Here are the first three chapters of his book Probability Theory: the Logic of Science. The historical material in the preface is fascinating.
Jaynes started as an Oppenheimer student, following his advisor from Berkeley to Princeton. But Oppenheimer's mystical adherence to the logically incomplete Copenhagen interpretation (Everett's "philosophic monstrosity") led Jaynes to switch advisors, becoming a student of Wigner.
Edwin T. Jaynes was one of the first people to realize that probability theory, as originated by Laplace, is a generalization of Aristotelian logic that reduces to deductive logic in the special case that our hypotheses are either true or false. This web site has been established to help promote this interpretation of probability theory by distributing articles, books and related material. As Ed Jaynes originated this interpretation of probability theory we have a large selection of his articles, as well as articles by a number of other people who use probability theory in this way.See Carson Chow for a nice discussion of how Bayesian inference is more like human reasoning than formal logic.
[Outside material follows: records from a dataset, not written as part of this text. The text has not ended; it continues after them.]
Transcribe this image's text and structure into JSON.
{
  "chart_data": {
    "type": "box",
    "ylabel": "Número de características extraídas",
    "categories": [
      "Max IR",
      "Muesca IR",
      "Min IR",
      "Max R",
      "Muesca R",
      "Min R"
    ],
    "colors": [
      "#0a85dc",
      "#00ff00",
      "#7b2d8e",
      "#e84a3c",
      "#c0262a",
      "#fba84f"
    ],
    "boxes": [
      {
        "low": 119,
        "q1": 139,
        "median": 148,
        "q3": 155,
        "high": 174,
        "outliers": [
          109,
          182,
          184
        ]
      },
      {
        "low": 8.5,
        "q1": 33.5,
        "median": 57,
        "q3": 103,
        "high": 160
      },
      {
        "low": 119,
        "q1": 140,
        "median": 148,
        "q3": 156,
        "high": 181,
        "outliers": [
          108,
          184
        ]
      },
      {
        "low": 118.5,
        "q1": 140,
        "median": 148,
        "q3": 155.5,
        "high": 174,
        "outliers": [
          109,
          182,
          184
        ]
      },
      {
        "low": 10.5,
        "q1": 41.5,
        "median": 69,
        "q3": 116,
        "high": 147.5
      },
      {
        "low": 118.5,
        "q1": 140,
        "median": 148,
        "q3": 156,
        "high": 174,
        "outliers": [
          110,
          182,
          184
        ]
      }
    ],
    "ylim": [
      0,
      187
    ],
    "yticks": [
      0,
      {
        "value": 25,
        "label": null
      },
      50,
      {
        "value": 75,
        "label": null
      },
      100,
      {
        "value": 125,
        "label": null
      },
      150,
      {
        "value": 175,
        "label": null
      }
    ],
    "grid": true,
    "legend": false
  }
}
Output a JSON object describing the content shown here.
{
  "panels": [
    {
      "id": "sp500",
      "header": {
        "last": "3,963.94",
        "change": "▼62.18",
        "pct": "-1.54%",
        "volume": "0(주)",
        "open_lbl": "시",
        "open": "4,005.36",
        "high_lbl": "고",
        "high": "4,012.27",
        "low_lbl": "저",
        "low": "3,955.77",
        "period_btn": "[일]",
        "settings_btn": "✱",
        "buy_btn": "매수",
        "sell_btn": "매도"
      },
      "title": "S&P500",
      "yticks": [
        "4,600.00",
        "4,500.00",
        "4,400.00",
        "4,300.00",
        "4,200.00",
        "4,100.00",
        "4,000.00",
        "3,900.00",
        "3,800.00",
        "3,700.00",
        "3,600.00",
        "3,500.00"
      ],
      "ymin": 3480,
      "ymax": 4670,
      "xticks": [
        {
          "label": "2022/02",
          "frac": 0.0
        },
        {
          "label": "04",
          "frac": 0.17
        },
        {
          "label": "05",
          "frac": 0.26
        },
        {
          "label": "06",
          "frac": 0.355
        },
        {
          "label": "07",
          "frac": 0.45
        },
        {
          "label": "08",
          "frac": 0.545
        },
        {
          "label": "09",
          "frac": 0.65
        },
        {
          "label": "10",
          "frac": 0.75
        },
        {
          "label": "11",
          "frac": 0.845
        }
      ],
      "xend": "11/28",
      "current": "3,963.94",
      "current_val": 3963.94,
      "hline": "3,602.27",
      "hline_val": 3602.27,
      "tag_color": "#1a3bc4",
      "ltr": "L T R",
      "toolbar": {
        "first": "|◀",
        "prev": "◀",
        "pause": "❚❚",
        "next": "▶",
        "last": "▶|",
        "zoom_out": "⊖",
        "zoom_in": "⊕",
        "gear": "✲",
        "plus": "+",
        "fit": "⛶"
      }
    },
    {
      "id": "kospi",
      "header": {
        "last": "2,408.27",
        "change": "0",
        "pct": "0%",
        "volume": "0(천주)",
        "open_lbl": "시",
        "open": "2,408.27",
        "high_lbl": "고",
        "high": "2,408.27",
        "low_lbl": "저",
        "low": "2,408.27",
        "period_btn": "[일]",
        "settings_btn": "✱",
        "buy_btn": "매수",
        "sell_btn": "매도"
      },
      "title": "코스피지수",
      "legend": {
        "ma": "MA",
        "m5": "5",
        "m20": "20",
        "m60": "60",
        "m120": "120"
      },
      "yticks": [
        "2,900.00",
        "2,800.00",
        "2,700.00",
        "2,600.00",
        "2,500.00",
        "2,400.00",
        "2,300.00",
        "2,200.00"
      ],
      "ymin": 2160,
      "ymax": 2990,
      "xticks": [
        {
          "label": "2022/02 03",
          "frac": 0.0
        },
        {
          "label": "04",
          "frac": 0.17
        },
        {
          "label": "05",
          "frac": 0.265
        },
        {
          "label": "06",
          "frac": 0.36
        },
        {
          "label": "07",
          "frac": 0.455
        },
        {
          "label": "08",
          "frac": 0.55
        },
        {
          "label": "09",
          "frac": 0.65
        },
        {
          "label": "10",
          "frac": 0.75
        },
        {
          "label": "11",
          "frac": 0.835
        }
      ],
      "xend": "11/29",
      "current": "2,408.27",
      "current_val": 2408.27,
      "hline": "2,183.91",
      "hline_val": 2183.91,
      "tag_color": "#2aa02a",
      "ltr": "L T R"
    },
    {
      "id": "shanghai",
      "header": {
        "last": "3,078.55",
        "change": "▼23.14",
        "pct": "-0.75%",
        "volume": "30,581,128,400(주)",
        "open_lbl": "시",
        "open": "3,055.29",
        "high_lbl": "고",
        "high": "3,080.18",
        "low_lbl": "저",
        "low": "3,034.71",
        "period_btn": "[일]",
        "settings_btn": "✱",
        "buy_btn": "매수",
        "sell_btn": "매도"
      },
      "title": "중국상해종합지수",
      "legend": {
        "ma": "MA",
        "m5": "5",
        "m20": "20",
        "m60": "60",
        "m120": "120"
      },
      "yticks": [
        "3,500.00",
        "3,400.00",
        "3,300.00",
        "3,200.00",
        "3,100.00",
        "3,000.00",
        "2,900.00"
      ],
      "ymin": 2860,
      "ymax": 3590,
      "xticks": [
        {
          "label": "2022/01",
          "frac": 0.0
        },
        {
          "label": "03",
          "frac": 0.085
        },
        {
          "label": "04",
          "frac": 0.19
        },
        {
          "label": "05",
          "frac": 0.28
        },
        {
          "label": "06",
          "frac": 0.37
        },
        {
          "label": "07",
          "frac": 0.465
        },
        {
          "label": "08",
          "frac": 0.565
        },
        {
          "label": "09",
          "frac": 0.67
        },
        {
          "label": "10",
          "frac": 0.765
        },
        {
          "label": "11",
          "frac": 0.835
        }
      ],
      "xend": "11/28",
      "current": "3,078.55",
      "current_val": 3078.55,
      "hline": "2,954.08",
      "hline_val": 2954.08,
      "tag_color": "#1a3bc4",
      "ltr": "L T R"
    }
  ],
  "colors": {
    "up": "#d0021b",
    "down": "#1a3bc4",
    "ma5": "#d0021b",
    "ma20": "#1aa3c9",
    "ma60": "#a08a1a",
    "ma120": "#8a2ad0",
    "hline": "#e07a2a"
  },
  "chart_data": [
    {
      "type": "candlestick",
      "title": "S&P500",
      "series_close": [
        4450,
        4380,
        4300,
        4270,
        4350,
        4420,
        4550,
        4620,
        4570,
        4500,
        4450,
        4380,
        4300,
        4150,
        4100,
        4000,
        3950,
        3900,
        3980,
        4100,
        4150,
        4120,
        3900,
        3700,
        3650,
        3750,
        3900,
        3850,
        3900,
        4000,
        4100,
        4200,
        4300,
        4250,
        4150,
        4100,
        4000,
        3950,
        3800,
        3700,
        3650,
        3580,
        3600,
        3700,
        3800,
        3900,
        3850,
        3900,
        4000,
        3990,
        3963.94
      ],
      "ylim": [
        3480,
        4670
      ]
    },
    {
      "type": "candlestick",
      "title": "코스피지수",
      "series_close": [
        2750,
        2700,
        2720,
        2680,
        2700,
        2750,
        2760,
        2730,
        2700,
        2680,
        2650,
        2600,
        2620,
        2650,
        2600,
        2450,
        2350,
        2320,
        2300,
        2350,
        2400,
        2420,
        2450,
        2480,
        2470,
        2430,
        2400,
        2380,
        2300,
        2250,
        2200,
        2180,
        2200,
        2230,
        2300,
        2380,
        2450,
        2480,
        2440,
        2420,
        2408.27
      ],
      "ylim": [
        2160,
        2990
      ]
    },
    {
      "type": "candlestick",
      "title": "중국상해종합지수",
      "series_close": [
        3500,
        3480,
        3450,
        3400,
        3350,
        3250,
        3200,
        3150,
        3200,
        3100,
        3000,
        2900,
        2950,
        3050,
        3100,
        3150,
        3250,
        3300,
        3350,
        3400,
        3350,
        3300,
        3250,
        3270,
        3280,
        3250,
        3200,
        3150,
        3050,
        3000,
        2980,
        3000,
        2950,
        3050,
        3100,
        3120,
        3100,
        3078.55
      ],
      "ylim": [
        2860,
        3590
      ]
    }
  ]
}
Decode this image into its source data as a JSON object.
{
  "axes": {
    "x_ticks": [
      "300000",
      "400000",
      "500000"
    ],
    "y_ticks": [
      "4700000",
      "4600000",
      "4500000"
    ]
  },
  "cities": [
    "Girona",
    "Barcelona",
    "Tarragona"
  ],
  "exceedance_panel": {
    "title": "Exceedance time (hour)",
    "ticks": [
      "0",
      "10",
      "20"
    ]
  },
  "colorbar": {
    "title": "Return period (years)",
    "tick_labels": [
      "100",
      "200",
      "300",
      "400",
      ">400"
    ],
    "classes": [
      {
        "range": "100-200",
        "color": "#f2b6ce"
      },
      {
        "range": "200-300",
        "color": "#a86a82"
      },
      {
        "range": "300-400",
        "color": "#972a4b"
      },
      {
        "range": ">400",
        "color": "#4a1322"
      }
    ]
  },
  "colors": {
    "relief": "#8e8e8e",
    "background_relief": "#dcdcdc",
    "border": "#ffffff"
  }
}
The seeds of the modern era could arguably be traced to the Enlightenment and the invention of rationality. I say invention because although we may be universal computers and we are certainly capable of applying the rules of logic, it is not what we naturally do. What we actually use, as coined by E.T. Jaynes in his iconic book Probability Theory: The Logic of Science, is plausible reasoning. Jaynes is famous for being a major proponent of Bayesian inference during most of the second half of the last century. However, to call Jaynes’s book a book about Bayesian statistics is to wholly miss Jayne’s point, which is that probability theory is not about measures on sample spaces but a generalization of logical inference. In the Jaynes view, probabilities measure a degree of plausibility.While I think the brain is doing something like Bayesian inference (perhaps with some kinds of heuristic shortcuts), there are probably laboratory experiments showing that we make a lot of mistakes and often do not properly apply Bayes' theorem. A quick look through the old Kahneman and Tversky literature would probably confirm this :-)
I think a perfect example of how unnatural the rules of formal logic are is to consider the simple implication A -> B which means - If A is true then B is true. By the rules of formal logic, if A is false then B can be true or false (i.e. a false premise can prove anything). Conversely, if B is true, then A can be true or false. The only valid conclusion you can deduce from is that if B is false then A is false. ...
However, people don’t always (seldom?) reason this way. Jaynes points out that the way we naturally reason also includes what he calls weak syllogisms: 1) If A is false then B is less plausible and 2) If B is true then A is more plausible. In fact, more likely we mostly use weak syllogisms and that interferes with formal logic. Jaynes showed that weak syllogisms as well as formal logic arise naturally from Bayesian inference.
[Carson gives a nice example here -- see the original.]
...I think this strongly implies that the brain is doing Bayesian inference. The problem is that depending on your priors you can deduce different things. This explains why two perfectly intelligent people can easily come to different conclusions. This also implies that reasoning logically is something that must be learned and practiced. I think it is important to know when you draw a conclusion, whether you are using deductive logic or if you are depending on some prior. Even if it is hard to distinguish between the two for yourself, at least you should recognize that it could be an issue.